To assess the change in the cytokine secreting ability of CD4+ and CD8+ T cells and macrophages during etanercept treatment.

Peripheral blood mononuclear cells from 10 patients with AS treated with 25 mg etanercept and 10 patients with AS treated with placebo were investigated during treatment given twice weekly subcutaneously. Production of cytokines by T cells was investigated after in vitro stimulation by flow cytometry.
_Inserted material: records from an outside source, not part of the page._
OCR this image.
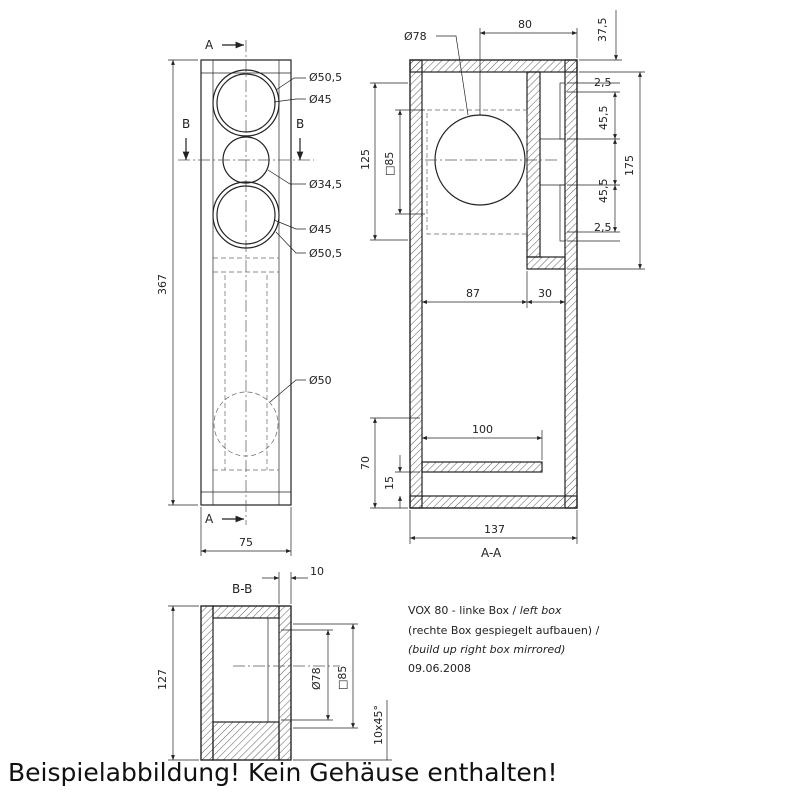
B	B
A
A
367
75
Ø50,5
Ø45
Ø34,5
Ø45
Ø50,5
Ø50
80
Ø78	37,5
2,5
45,5
45,5
2,5
175
125 □85
87	30
100
70
15
137
A-A
B-B
10
127	Ø78 □85
10x45°
VOX 80 - linke Box / left box
(rechte Box gespiegelt aufbauen) /
(build up right box mirrored)
09.06.2008
Beispielabbildung! Kein Gehäuse enthalten!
Twelve weeks of etanercept treatment induced a significant increase in the number of interferon gamma (IFNgamma) positive (14.2% (9.6-19.5%) before v 24.4% (13.4-36.4%) after) and TNFalpha positive CD4+ T cells (p=0.008 for both cytokines) and IFNgamma positive (37.5% (19.0-45.4%) before v 52.9% (33.2-60.0%) after) and TNFalpha positive CD8+ T cells (p=0.008 for both cytokines) upon phorbol myristate acetate/ionomycin stimulation, but not in the placebo group. Furthermore, etanercept treatment induced a significant increase in the number of IFNgamma positive CD8+ T cells (p=0.024 at 12 weeks) and a non-significant increase of TNFalpha positive CD8+ T cells after in vitro stimulation with the aggrecan derived peptides.

Neutralisation of peripheral TNFalpha does not induce a down regulation of the ability of T cells to produce TNFalpha but rather an up regulation, possibly due to a counterregulatory mechanism.